Sumbawanews.com,- Ousmane Dembele menciptakan sejarah di Boston pada Sabtu, 27 Juni 2026, ketika menorehkan hat-trick dalam waktu hanya 25 menit, mengantarkan Prancis menang 3-1 atas Norwegia di laga penutup Grup I Piala Dunia 2026. Gol pertamanya lahir di menit ketujuh, sebuah tembakan kaki kanan yang presisi setelah umpan terobosan dari Aurélien Tchouaméni. Tiga belas menit berselang, ia kembali membobol gawang Norwegia lewat sundulan mematikan dari tendangan sudut. Dan di menit ke-32, striker berusia 29 tahun itu menutup penampilan gemilangnya dengan tendangan voli keras dari luar kotak penalti, membuat lawan tak berdaya.
Dengan tiga gol dalam rentang 25 menit—dari menit ke-7 hingga ke-32—Dembele mengukir rekor hat-trick tercepat kedua sepanjang sejarah Piala Dunia. Prestasi ini hanya kalah dari Erich Probst, legenda Austria yang mencetak tiga gol dalam 24 menit saat melawan Cekoslowakia pada Piala Dunia 1954. Kemenangan ini sekaligus mengamankan posisi juara grup bagi Prancis, yang melaju ke babak 16 besar dengan performa mengesankan, sementara Norwegia gagal melanjutkan mimpi mereka di turnamen ini.
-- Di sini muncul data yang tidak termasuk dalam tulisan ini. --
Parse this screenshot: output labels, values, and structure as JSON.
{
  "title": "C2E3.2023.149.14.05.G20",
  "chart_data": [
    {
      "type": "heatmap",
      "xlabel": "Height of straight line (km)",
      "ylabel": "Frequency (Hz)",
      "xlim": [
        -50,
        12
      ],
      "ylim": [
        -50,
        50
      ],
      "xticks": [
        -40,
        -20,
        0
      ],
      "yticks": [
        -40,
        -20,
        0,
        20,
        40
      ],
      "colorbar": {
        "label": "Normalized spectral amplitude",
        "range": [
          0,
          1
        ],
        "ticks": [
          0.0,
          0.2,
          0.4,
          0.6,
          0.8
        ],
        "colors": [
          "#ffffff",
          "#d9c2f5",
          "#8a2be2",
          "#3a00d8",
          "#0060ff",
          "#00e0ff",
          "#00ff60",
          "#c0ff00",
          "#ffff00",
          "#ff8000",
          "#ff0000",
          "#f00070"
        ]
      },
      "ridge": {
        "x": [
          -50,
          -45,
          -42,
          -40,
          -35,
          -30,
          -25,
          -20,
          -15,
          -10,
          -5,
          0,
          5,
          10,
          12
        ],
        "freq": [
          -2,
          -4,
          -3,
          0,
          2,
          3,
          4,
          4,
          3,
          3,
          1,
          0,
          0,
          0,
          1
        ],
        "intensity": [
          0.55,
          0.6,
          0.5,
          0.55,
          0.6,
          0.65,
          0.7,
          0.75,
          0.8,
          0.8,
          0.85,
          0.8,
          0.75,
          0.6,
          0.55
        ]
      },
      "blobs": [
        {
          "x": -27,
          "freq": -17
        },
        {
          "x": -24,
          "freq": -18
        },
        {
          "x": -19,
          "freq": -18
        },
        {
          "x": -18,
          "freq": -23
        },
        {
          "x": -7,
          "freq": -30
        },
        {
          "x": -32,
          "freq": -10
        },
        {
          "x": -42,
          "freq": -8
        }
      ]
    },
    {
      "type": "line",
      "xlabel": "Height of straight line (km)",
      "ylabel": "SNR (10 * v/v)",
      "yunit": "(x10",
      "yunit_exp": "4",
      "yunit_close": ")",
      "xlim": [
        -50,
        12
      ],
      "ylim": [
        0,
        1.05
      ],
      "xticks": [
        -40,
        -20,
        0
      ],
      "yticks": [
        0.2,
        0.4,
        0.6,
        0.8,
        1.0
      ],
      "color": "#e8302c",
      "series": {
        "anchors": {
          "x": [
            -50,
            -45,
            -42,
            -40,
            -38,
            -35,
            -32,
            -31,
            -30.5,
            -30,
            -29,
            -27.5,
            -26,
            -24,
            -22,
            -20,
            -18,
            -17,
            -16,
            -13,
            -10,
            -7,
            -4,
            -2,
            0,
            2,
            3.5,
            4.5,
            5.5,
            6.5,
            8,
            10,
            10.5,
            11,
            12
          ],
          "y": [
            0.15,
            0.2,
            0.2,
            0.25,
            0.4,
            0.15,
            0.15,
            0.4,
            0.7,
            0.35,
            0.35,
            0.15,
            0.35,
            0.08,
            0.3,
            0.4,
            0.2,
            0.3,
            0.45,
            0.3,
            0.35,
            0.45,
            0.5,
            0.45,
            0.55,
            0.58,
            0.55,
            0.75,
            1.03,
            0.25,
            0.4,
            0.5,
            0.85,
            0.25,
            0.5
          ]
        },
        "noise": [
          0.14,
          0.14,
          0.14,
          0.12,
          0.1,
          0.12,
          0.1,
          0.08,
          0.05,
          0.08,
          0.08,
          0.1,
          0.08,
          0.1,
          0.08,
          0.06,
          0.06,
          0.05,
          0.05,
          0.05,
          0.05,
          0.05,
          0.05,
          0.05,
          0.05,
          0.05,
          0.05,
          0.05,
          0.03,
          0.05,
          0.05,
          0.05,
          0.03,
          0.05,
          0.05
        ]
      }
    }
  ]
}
Penampilan Dembele bukan sekadar kejutan, tapi bukti kedewasaan dan ketajaman yang kian matang. Di tengah tekanan menjaga reputasi tim sebagai salah satu kandidat juara, ia tampil sebagai sosok yang menentukan—bukan hanya karena golnya, tapi juga karena kemampuannya membuka ruang, menarik perhatian pertahanan, dan mengubah ritme pertandingan. Pelatih Didier Deschamps pun tak segan memuji sang pemain setelah laga: “Dia bukan sekadar penyerang. Dia adalah ancaman yang selalu hadir di saat yang tepat.”
Dengan rekor ini, Dembele menjadi pemain Prancis pertama yang mencetak hat-trick di Piala Dunia sejak Zinedine Zidane pada 1998. Namun, yang lebih menarik, ia kini bergabung dalam daftar kecil pemain yang mampu menyelesaikan tiga gol dalam waktu kurang dari 30 menit di ajang tertinggi sepak bola dunia—sebuah kehormatan yang hanya dipegang oleh segelintir legenda.